This show takes a chronological walkthrough of nineteenth-century painting, mostly Spanish, until arriving to the dawn of Modernism with the changeover to the new century.
The rise of Romanticism in the early nineteenth century paved the way for the success of genre scene painters, like Jean-Baptiste Achille Zo and Eugenio Lucas Velázquez, who were instrumental in popularising a stereotyped and picturesque vision of Spain. At the same time, landscape painting laid greater emphasis on a faithful interpretation of nature and panoramic vistas, in which Pablo Gonzalvo excelled, garnered particular favour.
Over the course of the second half of the nineteenth century the so-called précieux style of painting gained traction among artists like Anselmo Guinea or indeed the young Joaquín Sorolla. This typology was also driven by an evident fascination for the exoticism of the Orient, as exemplified in paintings by José Villegas and Ricardo de Madrazo. At once, the landscape genre underwent a process of evolution, led by Carlos de Haes, who espoused direct contact with and a study of nature in all seasons, a lesson soon assimilated by, among others, Ramón Martí i Alsina and Segundo Matilla i Marina.

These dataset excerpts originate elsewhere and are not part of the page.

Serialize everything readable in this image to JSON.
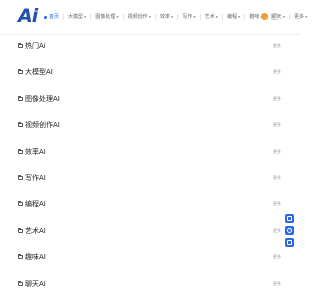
{
  "header": {
    "logo_text": "Ai",
    "nav": [
      {
        "label": "首页",
        "active": true,
        "caret": false
      },
      {
        "label": "大模型",
        "active": false,
        "caret": true
      },
      {
        "label": "图像处理",
        "active": false,
        "caret": true
      },
      {
        "label": "视频创作",
        "active": false,
        "caret": true
      },
      {
        "label": "效率",
        "active": false,
        "caret": true
      },
      {
        "label": "写作",
        "active": false,
        "caret": true
      },
      {
        "label": "艺术",
        "active": false,
        "caret": true
      },
      {
        "label": "编程",
        "active": false,
        "caret": true
      },
      {
        "label": "趣味",
        "active": false,
        "caret": true
      },
      {
        "label": "聊天",
        "active": false,
        "caret": true
      },
      {
        "label": "更多",
        "active": false,
        "caret": true
      }
    ]
  },
  "sections": [
    {
      "title": "热门Ai",
      "more": "更多"
    },
    {
      "title": "大模型AI",
      "more": "更多"
    },
    {
      "title": "图像处理AI",
      "more": "更多"
    },
    {
      "title": "视频创作AI",
      "more": "更多"
    },
    {
      "title": "效率AI",
      "more": "更多"
    },
    {
      "title": "写作AI",
      "more": "更多"
    },
    {
      "title": "编程AI",
      "more": "更多"
    },
    {
      "title": "艺术AI",
      "more": "更多"
    },
    {
      "title": "趣味AI",
      "more": "更多"
    },
    {
      "title": "聊天AI",
      "more": "更多"
    }
  ],
  "side_tools": [
    {
      "icon": "feedback-icon"
    },
    {
      "icon": "service-icon"
    },
    {
      "icon": "chat-icon"
    }
  ],
  "colors": {
    "brand": "#2350a8",
    "accent": "#2a6ae8",
    "avatar": "#f29d38"
  }
}
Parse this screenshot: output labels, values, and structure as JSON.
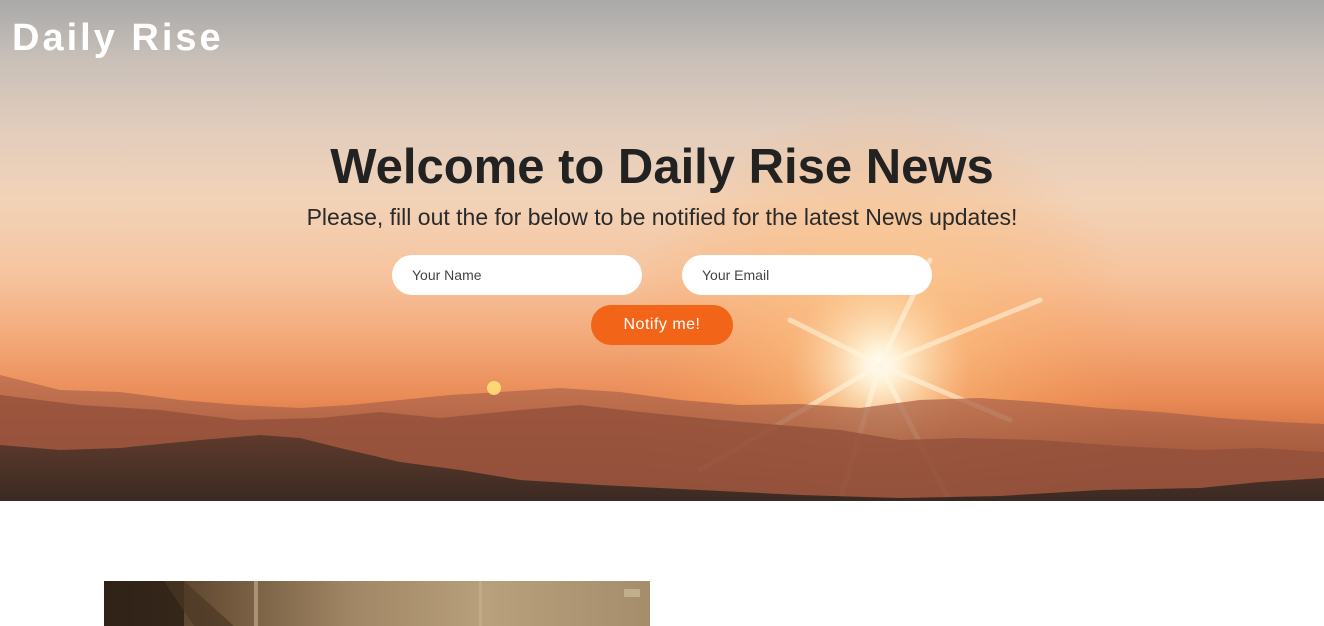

The painting straddling the nineteenth and twentieth century, often known as fin de siècle, is represented in this exhibition by a number of different tendencies that developed simultaneously and which, taken together, speak of the assimilation of new visual languages that led to the advent of modern art. First of all, one can see examples of fin de siècle portraits made by such outstanding artists as Raimundo de Madrazo or Joaquín Sorolla, then followed by the influential luminist painting of Eliseu Meifrèn and Salvador Martínez Cubells before concluding with the exaltation of regional themes, an endeavour to forge a national identity, with artists like Valentín de Zubiaurre or Fernando Álvarez de Sotomayor, among others.
The connection with the European art scene was crucial in this process of renewal, as one can readily evince in the symbolist aesthetic of the landscapes by Santiago Rusiñol or Nicolás Raurich, as well as in the interest in capturing instantaneity which one can observe in the scenes of everyday life by Ramón Casas and Ramón Pichot. In this context, landscape was perhaps the genre that afforded the greatest potential for experimentation to painters of the stature of Darío de Regoyos, Joaquim Mir and Daniel Vázquez Díaz, the last-named artist also noted for his personal take on Cubism. The show is brought to a close with a selection of works by artists who, thanks to their contact with international avant-garde movements, played a critical role in shaping modern art in Spain: Francisco Iturrino, Aurelio Arteta and Ignacio Zuloaga.